Protecting your Pillow
When you purchase a pillow always purchase at least two pillow protectors in the correct size to match your pillow. The pillow protector (basically a plain white pillowcase with a zippered closure) offers an additional barrier against dirt and oil and will lessen the need for pillow cleaning. Having at least two pillow protectors per pillow will allow you to have one in the wash while the other is being used on the pillow. These protectors can be found in fabrics that range from cheap muslins for a few dollars to fine cottons in high thread counts than can cost up to $20. Since you will be using it every night, it makes sense to choose a nicer one with longer-lasting quality fabric in a higher thread count.
Keep a Supply of Extra Pillowcases
A decorative pillowcase is the outer layer of the pillow. Always buy at least one extra set of pillowcases each time you purchase sheets. Extra cases will give you the option of changing the pillowcases every few days to freshen up the bed. (Changing pillowcases frequently can also help keep your face and hair cleaner.) You might also collect sets of plain white (or plain colored) pillowcases so you have a fresh clean one available every day. Buy the highest thread count you can afford to add a touch of luxury to your night.
Your new pillow will come with care instructions on the package. Read them and tape them up inside your linen or laundry closet door as a reminder. Pillows are best protected from dust and dirt by using quality pillow protectors and pillowcases.
Many pillows can be washed at home in a washing machine with a few additional precautions. First, set your washer on a gentle wash cycle and press the "extra rinse" button if available. If not, then simply put the pillow through the final rinse cycle another time or two to fully rinse out any soap and bubbles. These additional rinses are necessary due to the thickness and density of pillows.

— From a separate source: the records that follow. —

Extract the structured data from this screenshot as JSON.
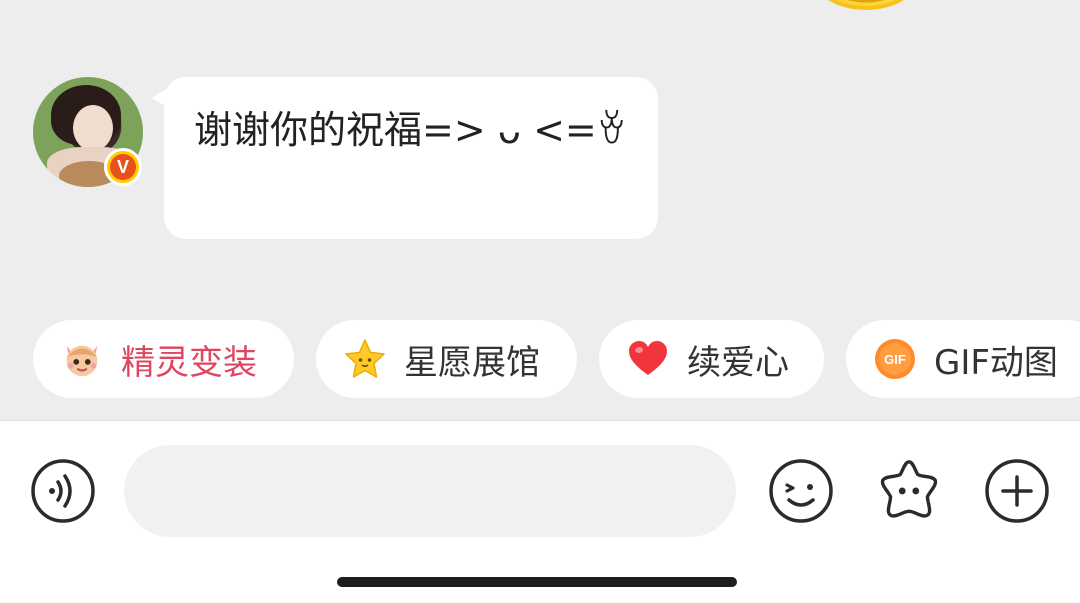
{
  "chat": {
    "messages": [
      {
        "sender": "contact",
        "text": "谢谢你的祝福=> ᴗ <=ꈊ",
        "verified_badge": "V"
      }
    ]
  },
  "quick_actions": [
    {
      "label": "精灵变装",
      "icon": "elf-avatar-icon",
      "accent": "#e0465f"
    },
    {
      "label": "星愿展馆",
      "icon": "star-icon",
      "accent": "#333333"
    },
    {
      "label": "续爱心",
      "icon": "heart-icon",
      "accent": "#333333"
    },
    {
      "label": "GIF动图",
      "icon": "gif-icon",
      "accent": "#333333",
      "icon_text": "GIF"
    }
  ],
  "composer": {
    "placeholder": "",
    "value": "",
    "voice_icon": "voice-icon",
    "emoji_icon": "emoji-icon",
    "sticker_icon": "sticker-star-icon",
    "more_icon": "plus-icon"
  },
  "colors": {
    "chat_background": "#ededed",
    "bubble": "#ffffff",
    "pink_accent": "#e0465f",
    "badge_orange": "#e8511b",
    "badge_yellow": "#ffcc00"
  }
}
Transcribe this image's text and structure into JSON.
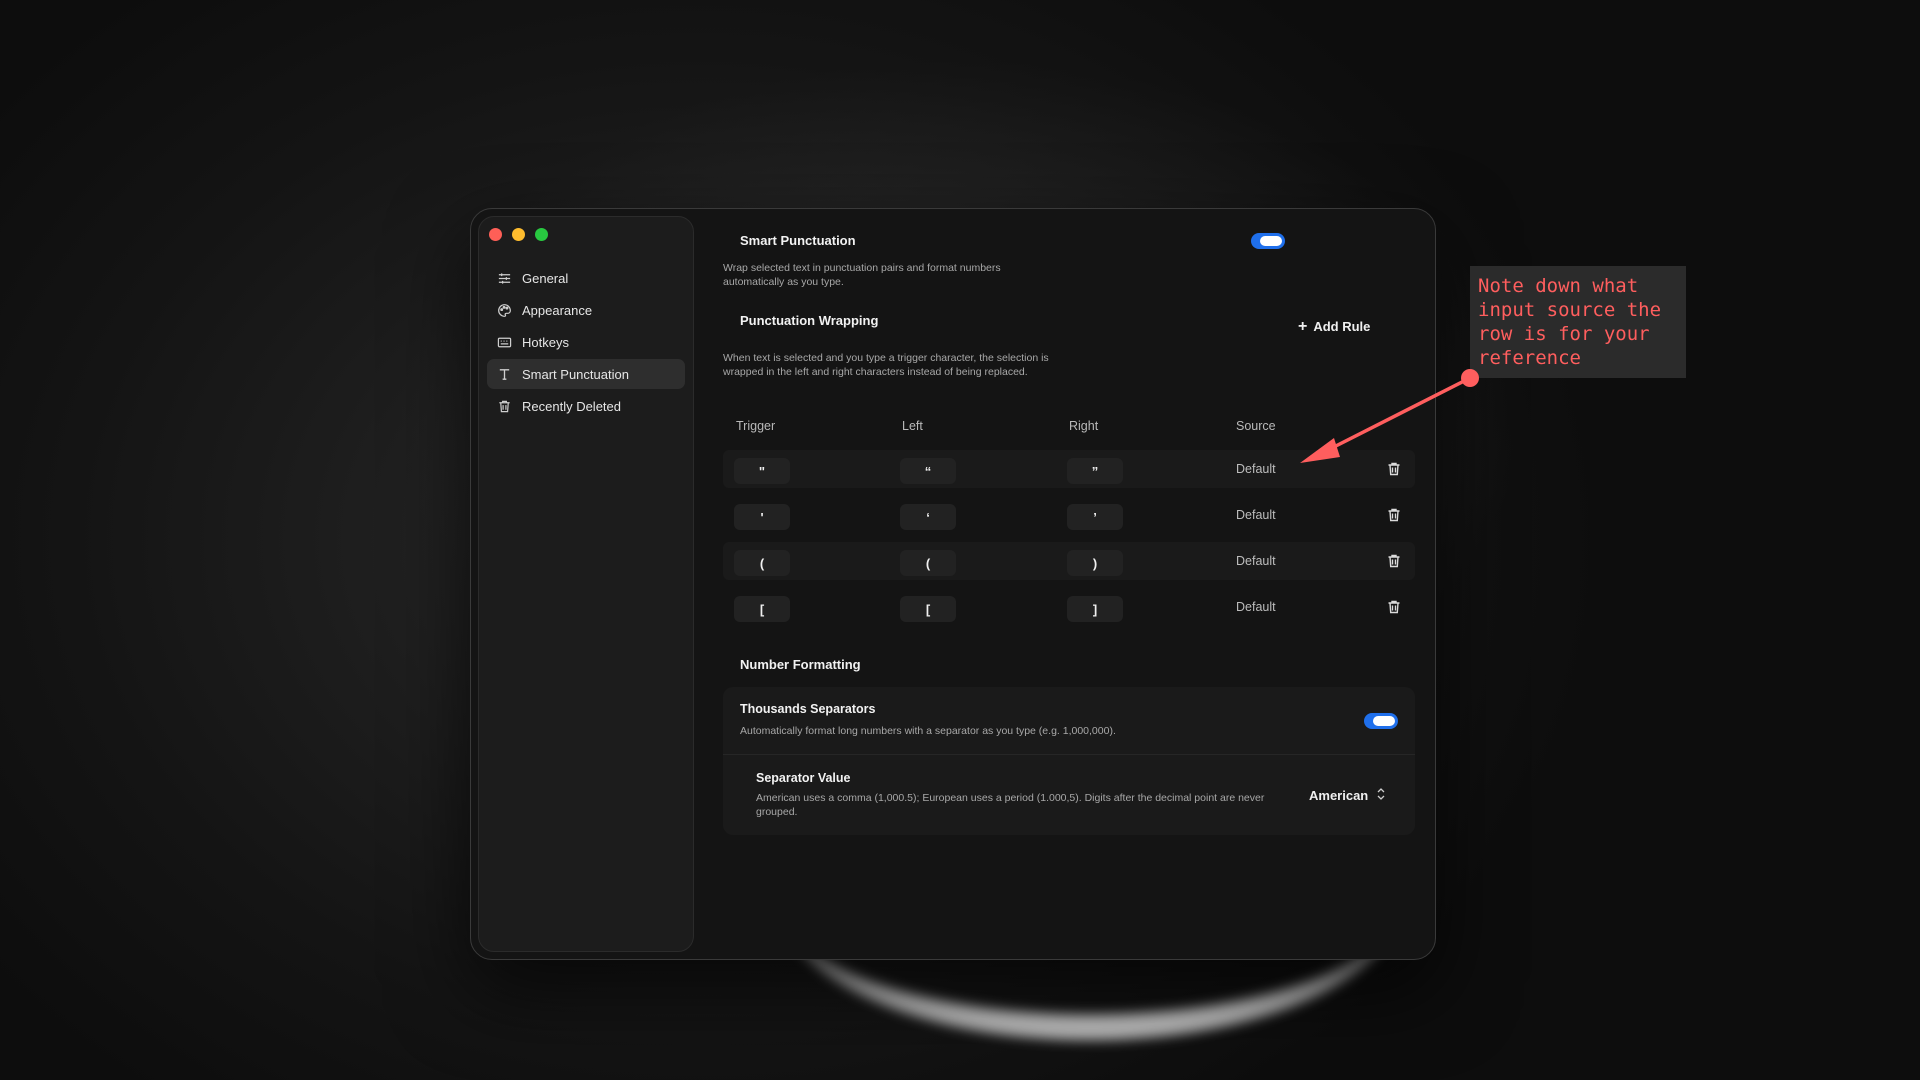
{
  "window": {
    "sidebar": {
      "items": [
        {
          "label": "General",
          "icon": "sliders-icon",
          "active": false
        },
        {
          "label": "Appearance",
          "icon": "palette-icon",
          "active": false
        },
        {
          "label": "Hotkeys",
          "icon": "keyboard-icon",
          "active": false
        },
        {
          "label": "Smart Punctuation",
          "icon": "text-t-icon",
          "active": true
        },
        {
          "label": "Recently Deleted",
          "icon": "trash-icon",
          "active": false
        }
      ]
    },
    "smart_punctuation": {
      "title": "Smart Punctuation",
      "description": "Wrap selected text in punctuation pairs and format numbers automatically as you type.",
      "enabled": true
    },
    "punctuation_wrapping": {
      "title": "Punctuation Wrapping",
      "add_rule_label": "Add Rule",
      "description": "When text is selected and you type a trigger character, the selection is wrapped in the left and right characters instead of being replaced.",
      "columns": [
        "Trigger",
        "Left",
        "Right",
        "Source"
      ],
      "rows": [
        {
          "trigger": "\"",
          "left": "“",
          "right": "”",
          "source": "Default"
        },
        {
          "trigger": "'",
          "left": "‘",
          "right": "’",
          "source": "Default"
        },
        {
          "trigger": "(",
          "left": "(",
          "right": ")",
          "source": "Default"
        },
        {
          "trigger": "[",
          "left": "[",
          "right": "]",
          "source": "Default"
        }
      ]
    },
    "number_formatting": {
      "title": "Number Formatting",
      "thousands": {
        "title": "Thousands Separators",
        "description": "Automatically format long numbers with a separator as you type (e.g. 1,000,000).",
        "enabled": true
      },
      "separator": {
        "title": "Separator Value",
        "description": "American uses a comma (1,000.5); European uses a period (1.000,5). Digits after the decimal point are never grouped.",
        "value": "American"
      }
    }
  },
  "annotation": {
    "note": "Note down what\ninput source the\nrow is for your\nreference",
    "color": "#ff5e5e"
  },
  "colors": {
    "accent": "#1f6feb",
    "traffic_red": "#fe5f57",
    "traffic_yellow": "#febc2e",
    "traffic_green": "#28c840"
  }
}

Next, use the spin dry feature of your washer at least twice to get as much moisture out of your pillow as possible. Then place in the dryer. Fluff and turn the pillows periodically during the drying cycle. Drying your pillow will probably take several drying cycles, and might take several hours, since the filling in the center may still be damp even when the outer layers are dry. If in doubt, hang the pillow in a dry location for a day or two to make certain it is completely dry before returning to your bed.